Apologies dear readers! The sultry summers and my sheer inability to manage my time has led to this late entry. But, hold your horses! It’s time for the more interesting side to my story.
Yes, KTO had helped me understand the nuances of teaching. He taught the subtle differences between firm and harsh. More importantly, he valued the term responsibility (some times more than expected!).
Soon, it was my turn to train young aspiring journalists. Until then, I imagined that training or classroom sessions would merely be a longer and more strenuous workshop, that involved activities and discussions. Indeed, I was unaware of KTO’s expectations.
There I was. Standing upright before a crowd of future journalists. Some yearned to learn as much as they could. Some others attended the sessions for reasons that remain unknown.
At first, it was about being nice and friendly as well as engaging the students with fun assignments. Over the day, I learnt that my lenient and friendly approach didn’t appeal to the senior faculty members. Thus, I decided to change my strategy. Stricter, firmer yet more perseverance. I wanted the students to experience a field that I have enjoyed exploring in the past nine years. Then again, the students had to know what the term ‘hard-work’ meant.
More importantly, I had regular job too – a journalist working for a reputed publication. Juggling these tasks was an adventure like none other.
It was not long before I had realised that teaching too was a power game like many other professions.

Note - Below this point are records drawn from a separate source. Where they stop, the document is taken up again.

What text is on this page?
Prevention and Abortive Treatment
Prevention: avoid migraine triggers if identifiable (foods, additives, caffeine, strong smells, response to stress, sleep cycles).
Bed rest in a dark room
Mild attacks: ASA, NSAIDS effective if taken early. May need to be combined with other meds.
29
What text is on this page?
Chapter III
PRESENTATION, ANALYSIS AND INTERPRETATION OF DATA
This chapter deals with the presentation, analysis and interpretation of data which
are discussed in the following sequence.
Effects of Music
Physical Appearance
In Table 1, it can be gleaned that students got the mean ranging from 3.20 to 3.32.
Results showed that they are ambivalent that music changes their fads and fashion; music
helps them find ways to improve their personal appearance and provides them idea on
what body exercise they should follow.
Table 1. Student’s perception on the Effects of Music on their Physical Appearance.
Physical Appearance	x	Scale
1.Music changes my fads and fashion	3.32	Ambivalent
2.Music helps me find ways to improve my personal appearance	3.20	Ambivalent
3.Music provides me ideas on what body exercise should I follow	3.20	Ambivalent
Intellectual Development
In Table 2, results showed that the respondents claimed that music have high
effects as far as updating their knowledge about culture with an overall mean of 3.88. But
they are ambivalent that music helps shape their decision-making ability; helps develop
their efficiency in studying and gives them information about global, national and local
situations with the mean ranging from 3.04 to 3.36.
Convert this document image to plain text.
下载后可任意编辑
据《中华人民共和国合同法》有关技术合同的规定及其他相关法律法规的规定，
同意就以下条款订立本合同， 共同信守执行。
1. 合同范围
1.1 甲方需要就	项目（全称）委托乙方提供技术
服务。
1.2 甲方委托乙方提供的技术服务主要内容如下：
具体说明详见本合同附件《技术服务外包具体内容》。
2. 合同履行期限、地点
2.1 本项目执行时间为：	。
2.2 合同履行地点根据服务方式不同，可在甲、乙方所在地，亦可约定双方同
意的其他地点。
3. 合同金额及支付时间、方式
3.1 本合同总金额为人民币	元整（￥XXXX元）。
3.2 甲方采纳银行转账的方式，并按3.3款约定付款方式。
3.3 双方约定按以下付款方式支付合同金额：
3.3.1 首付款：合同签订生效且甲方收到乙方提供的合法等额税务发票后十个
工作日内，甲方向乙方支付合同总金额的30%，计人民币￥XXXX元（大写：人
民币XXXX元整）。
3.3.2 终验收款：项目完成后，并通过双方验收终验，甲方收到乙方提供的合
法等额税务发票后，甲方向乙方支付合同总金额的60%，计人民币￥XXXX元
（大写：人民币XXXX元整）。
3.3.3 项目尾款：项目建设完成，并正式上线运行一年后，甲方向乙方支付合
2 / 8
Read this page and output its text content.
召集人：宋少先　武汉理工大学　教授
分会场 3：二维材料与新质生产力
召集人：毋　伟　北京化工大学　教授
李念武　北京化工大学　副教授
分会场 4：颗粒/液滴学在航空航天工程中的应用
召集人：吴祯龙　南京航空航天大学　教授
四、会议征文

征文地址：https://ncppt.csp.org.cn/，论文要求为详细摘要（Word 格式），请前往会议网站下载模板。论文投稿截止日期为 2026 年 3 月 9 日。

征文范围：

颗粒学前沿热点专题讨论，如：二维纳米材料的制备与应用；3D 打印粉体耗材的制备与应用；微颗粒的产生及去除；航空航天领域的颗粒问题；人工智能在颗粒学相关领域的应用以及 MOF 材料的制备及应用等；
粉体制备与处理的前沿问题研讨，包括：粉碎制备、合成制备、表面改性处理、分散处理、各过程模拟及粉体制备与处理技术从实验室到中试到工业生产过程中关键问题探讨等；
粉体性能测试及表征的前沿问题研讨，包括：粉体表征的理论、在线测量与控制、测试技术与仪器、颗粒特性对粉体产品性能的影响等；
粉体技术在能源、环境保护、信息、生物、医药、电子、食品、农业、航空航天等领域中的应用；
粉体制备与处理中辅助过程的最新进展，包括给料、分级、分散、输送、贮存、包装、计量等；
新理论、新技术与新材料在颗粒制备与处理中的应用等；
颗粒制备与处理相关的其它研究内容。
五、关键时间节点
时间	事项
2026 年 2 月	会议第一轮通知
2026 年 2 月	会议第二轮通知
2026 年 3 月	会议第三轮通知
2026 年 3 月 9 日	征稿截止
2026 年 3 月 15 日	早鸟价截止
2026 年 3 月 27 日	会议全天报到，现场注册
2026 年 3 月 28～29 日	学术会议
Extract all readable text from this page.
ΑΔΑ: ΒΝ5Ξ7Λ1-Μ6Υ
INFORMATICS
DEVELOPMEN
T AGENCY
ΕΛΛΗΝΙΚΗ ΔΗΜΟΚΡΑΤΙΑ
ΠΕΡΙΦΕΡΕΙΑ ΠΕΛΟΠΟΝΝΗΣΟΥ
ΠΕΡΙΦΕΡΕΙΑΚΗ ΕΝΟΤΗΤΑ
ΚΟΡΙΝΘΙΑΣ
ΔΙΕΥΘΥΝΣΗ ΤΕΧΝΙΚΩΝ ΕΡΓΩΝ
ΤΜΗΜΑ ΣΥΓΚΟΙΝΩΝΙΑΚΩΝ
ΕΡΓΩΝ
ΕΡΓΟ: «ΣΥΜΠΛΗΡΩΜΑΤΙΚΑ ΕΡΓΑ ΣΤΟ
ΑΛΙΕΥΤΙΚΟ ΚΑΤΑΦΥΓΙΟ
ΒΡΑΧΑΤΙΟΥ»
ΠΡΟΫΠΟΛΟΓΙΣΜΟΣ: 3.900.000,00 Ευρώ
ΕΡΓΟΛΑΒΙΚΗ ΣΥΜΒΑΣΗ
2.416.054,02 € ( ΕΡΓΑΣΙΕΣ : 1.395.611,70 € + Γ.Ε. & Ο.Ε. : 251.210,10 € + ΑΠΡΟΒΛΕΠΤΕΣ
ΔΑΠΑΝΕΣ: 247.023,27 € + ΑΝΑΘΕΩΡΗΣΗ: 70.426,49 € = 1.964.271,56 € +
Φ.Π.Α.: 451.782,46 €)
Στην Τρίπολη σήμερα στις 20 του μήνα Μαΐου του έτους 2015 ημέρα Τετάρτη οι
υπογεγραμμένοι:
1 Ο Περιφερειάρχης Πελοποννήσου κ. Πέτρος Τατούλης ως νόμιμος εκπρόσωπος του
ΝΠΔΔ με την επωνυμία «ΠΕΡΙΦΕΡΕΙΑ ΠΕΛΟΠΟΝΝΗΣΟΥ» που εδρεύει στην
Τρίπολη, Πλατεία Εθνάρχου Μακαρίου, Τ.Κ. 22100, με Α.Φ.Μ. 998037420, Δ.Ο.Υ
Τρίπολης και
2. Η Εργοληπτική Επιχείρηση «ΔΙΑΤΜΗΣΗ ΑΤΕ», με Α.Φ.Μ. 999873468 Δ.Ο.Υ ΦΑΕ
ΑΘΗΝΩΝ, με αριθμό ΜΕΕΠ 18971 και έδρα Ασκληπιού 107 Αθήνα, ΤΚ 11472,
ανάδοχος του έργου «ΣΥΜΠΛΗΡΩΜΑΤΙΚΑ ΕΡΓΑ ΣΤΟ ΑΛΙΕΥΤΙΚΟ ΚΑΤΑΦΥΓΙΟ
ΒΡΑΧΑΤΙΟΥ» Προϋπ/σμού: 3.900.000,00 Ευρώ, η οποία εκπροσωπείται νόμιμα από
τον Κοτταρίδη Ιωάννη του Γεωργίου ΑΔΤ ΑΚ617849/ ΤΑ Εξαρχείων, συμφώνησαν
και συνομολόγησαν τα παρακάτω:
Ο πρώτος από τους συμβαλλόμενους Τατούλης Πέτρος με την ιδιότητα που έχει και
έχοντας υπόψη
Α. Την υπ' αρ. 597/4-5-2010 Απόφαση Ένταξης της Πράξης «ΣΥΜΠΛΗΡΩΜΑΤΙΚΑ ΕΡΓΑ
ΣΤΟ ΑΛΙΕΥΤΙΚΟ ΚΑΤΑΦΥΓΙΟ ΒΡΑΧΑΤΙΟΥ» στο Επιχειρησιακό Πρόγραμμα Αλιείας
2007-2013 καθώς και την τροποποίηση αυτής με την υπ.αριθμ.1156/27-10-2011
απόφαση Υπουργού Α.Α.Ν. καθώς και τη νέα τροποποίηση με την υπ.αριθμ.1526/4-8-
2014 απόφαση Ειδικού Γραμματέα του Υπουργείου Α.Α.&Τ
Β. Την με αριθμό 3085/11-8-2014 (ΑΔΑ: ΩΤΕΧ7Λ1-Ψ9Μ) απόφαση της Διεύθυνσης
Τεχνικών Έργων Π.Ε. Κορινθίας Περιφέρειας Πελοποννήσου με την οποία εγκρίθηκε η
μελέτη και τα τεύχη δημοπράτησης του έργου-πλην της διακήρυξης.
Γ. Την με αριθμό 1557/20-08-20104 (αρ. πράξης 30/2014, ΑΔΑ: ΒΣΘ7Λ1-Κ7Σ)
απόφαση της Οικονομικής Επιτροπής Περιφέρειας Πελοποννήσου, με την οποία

I wanted to push my student out of their comfort zones and explore the profession in a rather supervised manner. But the approach was not appreciated by the seniors. Assignments and classes were cancelled without my consent owing to apparent bad weather. ‘Story gathering’ days were postponed due to the absence of a ‘bus’ to take the students to a event held 1 kilometre away! Shocked, and disappointed, I chose to gradually step back and observe the game.